Considérant que la convention des parties n'est pas divisible aux termes de l'article 18 des conditions générales; qu'il n'y a donc pas lieu d'opérer une distinction dans l'activité du fonds de commerce suivant la nature des produits distribués; qu'il s'agit d'une même entité économique;

Considérant qu'il n'était pas interdit à la SARL Coquel de vendre d'autres lubrifiants que ceux de la société Esso; qu'en effet, il était prévu à l'article 5 des conditions générales du contrat que "pour le mélange 2 temps et pour les lubrifiants utilisés dans la station, la société s'approvisionne exclusivement et directement auprès d'Esso, aux tarifs et conditions de vente en vigueur le jour de la livraison. Pour tous les autres produits, la société est libre du choix de ses fournisseurs si elle respecte la destination du fonds";

Considérant que pour démontrer l'abus ou, à tout le moins, l'exécution de mauvaise foi de la convention, les intimés communiquent une étude du Cabinet Jourdan à partir de laquelle le tribunal a estimé que les prix pratiqués par Esso étaient supérieurs à ceux de la vente aux consommateurs dans les grandes surfaces ;

Mais considérant que l'objet de la clause d'exclusivité étant restreint uniquement aux lubrifiants utilisés dans la station, il était loisible à la SARL Coquel de s'approvisionner pour les autres lubrifiants auprès d'autres distributeurs; qu'ensuite il ne peut être tiré aucune déduction pour les lubrifiants utilisés en station à partir de l'étude du Cabinet Jourdan qui ne porte pas sur ces produits; que c'est à tort que les premiers juges ont estimé que la SARL Coquel n'avait pas les moyens de pratiquer des prix concurrentiels;

Considérant qu'au sujet des carburants, la SARL Coquel soutient que les faibles commissions qu'elle percevait ne lui permettaient de supporter les frais incompressibles de l'exécution du mandat, et que la circonstance que Esso a consenti des prix inférieurs à son successeur confirme la pratique abusive de la compagnie, qui avait l'intention de ruiner Marcel Coquel et de l'amener à lui céder sa station-service, ce qu'elle a réussi à faire; qu'elle fait encore valoir que leurs intérêts étaient diamétralement opposés, celui d'Esso étant de vendre une quantité optimale de carburants, celui du distributeur étant de l'écouler au coût le plus bas; que de manière générale, elle accuse Esso de faire fonctionner des structures déficitaires à la charge de sociétés tierces;

Considérant que, toutefois, pour une part, les griefs formulés à l'encontre d'Esso sur la politique de vente de ses produits et de son système de distribution sont à la fois trop généraux et trop imprécis; qu'en outre ils ne se rattachent pas par un lien suffisant à la situation d'espèce soumise à la Cour ;

Considérant que pour une autre part, comme l'ont relevé les premiers juges, la preuve n'est pas apportée que la compagnie a baissé ses prix à l'occasion du changement de gérance; que l'étude du Cabinet Jourdan ne permet pas de conclure à une stratégie délibérée d'Esso de sacrifier ses cocontractants et qui, d'ailleurs, telle que décrite par les intimés ne pourraient qu'être nuisible à ses propres intérêts;

Considérant que la SARL Coquel et Marcel Coquel entendent imputer les pertes d'exploitation de la station-service à l'appelante ;

Considérant que l'articlce 4-5 des conditions générales du contrat énonce toutefois que :

"la société percoit une commission couvrant forfaitairement sa rémunération et l'ensemble de ses frais livraisons à la pompe, encaissement, risque ducroire, frais administratifs, pertes de produits y compris celles par évaporation et contraction...)
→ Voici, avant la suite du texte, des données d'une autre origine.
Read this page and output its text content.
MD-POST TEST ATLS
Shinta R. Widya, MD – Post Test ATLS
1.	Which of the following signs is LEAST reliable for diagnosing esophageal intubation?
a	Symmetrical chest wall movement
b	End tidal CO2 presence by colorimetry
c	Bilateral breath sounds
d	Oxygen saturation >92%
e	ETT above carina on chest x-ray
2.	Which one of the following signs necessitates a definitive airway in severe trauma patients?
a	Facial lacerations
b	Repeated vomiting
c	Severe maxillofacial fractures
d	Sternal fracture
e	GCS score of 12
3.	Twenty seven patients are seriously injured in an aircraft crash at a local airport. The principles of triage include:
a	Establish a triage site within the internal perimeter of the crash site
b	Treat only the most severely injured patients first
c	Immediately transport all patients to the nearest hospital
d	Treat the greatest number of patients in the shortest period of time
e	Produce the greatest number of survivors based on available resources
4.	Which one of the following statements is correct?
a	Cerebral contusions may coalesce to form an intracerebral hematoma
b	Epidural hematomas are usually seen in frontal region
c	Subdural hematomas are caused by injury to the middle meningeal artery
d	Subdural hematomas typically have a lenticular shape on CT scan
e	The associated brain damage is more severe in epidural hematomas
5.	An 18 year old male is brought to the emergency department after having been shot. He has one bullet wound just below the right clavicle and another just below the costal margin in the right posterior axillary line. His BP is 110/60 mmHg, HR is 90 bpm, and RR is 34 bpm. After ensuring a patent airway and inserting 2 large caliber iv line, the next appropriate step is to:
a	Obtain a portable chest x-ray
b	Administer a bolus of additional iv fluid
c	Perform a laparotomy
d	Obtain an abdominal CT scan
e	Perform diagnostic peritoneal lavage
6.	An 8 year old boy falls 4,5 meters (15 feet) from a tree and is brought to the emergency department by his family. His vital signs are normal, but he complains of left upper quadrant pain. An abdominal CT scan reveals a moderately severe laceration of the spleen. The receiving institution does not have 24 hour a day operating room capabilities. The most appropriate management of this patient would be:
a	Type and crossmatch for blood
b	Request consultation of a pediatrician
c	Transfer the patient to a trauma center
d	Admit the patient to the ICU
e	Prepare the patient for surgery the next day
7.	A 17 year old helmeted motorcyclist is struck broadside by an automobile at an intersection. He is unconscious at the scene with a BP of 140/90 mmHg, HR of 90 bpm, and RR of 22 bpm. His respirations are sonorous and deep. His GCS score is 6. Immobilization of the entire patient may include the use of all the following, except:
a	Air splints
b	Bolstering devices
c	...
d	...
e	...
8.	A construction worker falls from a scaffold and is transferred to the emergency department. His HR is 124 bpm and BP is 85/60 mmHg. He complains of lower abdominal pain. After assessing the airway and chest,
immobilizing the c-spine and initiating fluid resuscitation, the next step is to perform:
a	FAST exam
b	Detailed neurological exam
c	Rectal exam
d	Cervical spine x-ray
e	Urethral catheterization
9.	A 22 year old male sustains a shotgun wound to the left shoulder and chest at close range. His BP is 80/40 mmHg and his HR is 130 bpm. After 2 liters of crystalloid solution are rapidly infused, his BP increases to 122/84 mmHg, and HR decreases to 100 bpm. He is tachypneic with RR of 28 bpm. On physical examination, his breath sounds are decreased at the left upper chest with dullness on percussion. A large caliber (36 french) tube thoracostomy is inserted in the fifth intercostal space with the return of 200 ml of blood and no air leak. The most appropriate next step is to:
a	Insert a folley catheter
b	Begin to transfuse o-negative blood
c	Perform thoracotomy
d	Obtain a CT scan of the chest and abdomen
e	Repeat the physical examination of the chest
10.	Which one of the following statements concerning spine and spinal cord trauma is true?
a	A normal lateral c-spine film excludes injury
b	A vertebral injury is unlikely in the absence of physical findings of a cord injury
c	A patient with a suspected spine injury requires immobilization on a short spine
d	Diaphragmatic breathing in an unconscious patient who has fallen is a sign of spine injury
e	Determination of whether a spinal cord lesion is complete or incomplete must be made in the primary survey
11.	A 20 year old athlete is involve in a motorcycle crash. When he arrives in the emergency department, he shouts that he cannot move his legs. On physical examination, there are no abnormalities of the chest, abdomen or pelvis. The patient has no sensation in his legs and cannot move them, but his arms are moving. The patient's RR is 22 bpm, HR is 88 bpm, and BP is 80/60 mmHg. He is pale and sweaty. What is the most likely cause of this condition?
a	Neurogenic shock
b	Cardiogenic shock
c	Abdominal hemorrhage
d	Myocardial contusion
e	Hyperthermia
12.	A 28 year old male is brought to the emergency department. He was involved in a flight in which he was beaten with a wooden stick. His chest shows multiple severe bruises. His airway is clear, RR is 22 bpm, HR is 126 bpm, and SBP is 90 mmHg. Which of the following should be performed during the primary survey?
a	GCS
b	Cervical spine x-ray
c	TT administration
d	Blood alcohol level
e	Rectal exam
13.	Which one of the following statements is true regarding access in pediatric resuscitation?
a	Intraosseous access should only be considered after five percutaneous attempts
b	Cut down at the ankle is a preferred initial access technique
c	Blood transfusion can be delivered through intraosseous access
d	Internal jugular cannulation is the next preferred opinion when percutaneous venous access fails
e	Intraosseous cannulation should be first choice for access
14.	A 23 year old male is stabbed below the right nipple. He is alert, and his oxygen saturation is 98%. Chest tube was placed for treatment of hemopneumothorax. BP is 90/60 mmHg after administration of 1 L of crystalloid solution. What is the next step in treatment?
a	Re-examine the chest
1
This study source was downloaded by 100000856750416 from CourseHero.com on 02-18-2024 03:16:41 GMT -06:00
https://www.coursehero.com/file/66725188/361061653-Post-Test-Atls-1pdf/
En conséquence, les parties déclarent déroger expressément aux dispositions de l'article 2000 du Code civil";

Considérant que contrairement à ce que soutiennent la SARL Coquel et Marcel Coquel, cette clause n'est pas en contradiction avec les AIP, qui prévoient en préambule qu'une station-service gérée convenablement doit dégager des bénéfices, et que les sociétés pétrolières s'engagent à examiner les réclamations faites de ce chef par les exploitants;

Considérant qu'ensuite, c'est en commerçants avertis, entretenant depuis plusieurs années des relations d'affaires avec la compagnie pétrolière, avec une connaissance exacte des aléas de l'exploitation d'une station-service et des pertes pouvant découler de sa gestion, ainsi que des conditions de la fixation des prix des produits par Esso, que la SARL Coquel et son représentant, Marcel Coquel ont expressément renoncé à l'application de l'article 2000 du Code civil; que ces dispositions n'ayant pas de caractère d'ordre public, la renonciation est valable, et qu'il n'appartient pas au juge de remettre en cause ce qui a été librement déterminé par la commune intention des parties; qu'il s'ensuit que les intimés ne sont pas fondés à faire supporter par Esso la gestion déficitaire de la station;

Considérant que, par acte sous seing privé du 18 février 1988, la CRCAML s'est portée caution solidaire à l'égard d'Esso a concurrence de 370 000 F pour la valeur du stock initial des produits énergétiques confiés à la SARL Coquel ainsi que pour toutes les sornmes qui pourraient lui être dues par cette société en exécution du contrat d'exploitation de la station-service, à raison notamment des réapprovisionnements successifs et des facilités de paiement ou credits quels qu'ils soient qu'Esso pourrait lui accorder; que ce cautionnement était valable pour la durée pendant laquelle la SARL Coquel resterait débitrice envers Esso; que la CRCAML est donc tenue solidairement avec la SARL Coquel du paiement du solde débiteur;

Considérant qu'il y a lieu d'admettre le recours exercé par la caution contre le débiteur principal, la SARL Coquel, dans les conditions prescrites par les articles 2028 et 2029 du Code civil;

Considérant qu'il est équitable d'allouer une indemnité complémentaire de 10 000 F à Esso en application de l'article 700 du NCPC;

Par ces Motifs : Confirme le jugement déféré sur la jonction des instances, la mise hors de cause de la CRCAM de l'Est, la condamnation solidaire de la SARL Coquel et de la CRCAML à régler à Esso la somme de 73 864,41 F avec intérêts au taux légal à compter du 27 avril 1992, et l'infirme pour le surplus, Statuant à nouveau, Déboute la SARL Coquel et Marcel Coquel de leurs prétentions, Condamne la SARL Coquel à garantir la CRCAML en principal, frais et intérêts, de la condamnation prononcée contre elle, Condamne la SARL Coquel, Marcel Coquel et la CRCAML à rembourser à Esso 10 000 F pour les frais irrépétibles, Rejette les autres demandes des parties, Condamne la SARL Coquel, Marcel Coquel et la CRCAML aux dépens de première instance et d'appel, Admet la SCP Taze Bernard & Belfayol Broquet au bénéfice de l'article 699 du Ncpc.